Duke University law Professor Scott L. Silliman said Manning's case doesn't rise to those levels. While Manning disclosed a vast amount of information, "I don't' think you could call Bradley Manning a spy," he said.
Military prisoners can earn up to 120 days a year off their sentence for good behavior and job performance, but must serve at least one-third of any prison sentence before they can become eligible for parole.
Manning will get credit for about 3 1/2 years of pretrial confinement, including 112 days for being illegally punished by harsh conditions at the Quantico, Va., Marine Corps brig.
Manning was convicted last month of 20 offenses, including six Espionage Act violations, five theft counts and computer fraud.

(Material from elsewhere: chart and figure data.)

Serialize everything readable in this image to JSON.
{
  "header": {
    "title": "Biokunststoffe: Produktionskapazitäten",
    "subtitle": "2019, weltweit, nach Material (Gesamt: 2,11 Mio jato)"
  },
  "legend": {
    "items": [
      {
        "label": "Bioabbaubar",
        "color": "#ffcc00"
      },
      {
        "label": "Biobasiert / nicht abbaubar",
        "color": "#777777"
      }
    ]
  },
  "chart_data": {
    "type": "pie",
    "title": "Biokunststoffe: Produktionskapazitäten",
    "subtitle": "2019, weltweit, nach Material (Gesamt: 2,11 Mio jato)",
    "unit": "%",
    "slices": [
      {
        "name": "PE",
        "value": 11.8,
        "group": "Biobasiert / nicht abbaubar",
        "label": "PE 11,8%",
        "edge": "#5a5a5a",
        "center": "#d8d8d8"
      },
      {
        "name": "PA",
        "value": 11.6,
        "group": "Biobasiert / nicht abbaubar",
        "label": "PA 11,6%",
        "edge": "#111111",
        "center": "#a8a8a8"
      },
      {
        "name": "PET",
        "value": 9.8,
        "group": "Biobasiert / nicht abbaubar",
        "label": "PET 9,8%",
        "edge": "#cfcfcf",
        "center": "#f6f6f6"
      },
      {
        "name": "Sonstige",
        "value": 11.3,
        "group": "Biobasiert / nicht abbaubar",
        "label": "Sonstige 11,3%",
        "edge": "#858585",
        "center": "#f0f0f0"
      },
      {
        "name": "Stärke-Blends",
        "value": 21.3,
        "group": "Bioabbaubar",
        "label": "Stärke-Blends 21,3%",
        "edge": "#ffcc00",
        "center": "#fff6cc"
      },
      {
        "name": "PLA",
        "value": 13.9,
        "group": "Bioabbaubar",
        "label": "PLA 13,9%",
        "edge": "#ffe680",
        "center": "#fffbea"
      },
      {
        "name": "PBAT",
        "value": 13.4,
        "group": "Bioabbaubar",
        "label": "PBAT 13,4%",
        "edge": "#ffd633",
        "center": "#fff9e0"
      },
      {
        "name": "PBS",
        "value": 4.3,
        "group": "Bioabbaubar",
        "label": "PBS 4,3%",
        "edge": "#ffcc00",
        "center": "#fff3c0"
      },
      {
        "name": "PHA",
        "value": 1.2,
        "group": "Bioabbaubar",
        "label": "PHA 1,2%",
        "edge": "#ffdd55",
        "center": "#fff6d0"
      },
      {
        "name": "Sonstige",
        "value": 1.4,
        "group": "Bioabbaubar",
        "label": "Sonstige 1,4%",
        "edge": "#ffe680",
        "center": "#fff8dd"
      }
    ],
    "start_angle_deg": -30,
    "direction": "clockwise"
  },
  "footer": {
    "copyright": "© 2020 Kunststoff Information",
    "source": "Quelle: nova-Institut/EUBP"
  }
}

Under military law, the verdict and sentence must be reviewed — and may be reduced — by the commander of the Military District of Washington, currently Maj. Gen. Jeffery S. Buchanan. Besides the court-martial record, Manning's defense team can submit other pieces of information in a bid for leniency.
If Buchanan approves a sentence that includes a bad-conduct discharge, a dishonorable discharge or confinement for a year or more, the case will be automatically reviewed by the Army Court of Criminal Appeals.
Further appeals can be made to the military's highest court, the U.S. Court of Appeals for the Armed Forces, and the U.S. Supreme Court.
Amnesty International and the Bradley Manning Support Network have announced an online petition asking President Barack Obama to pardon Manning.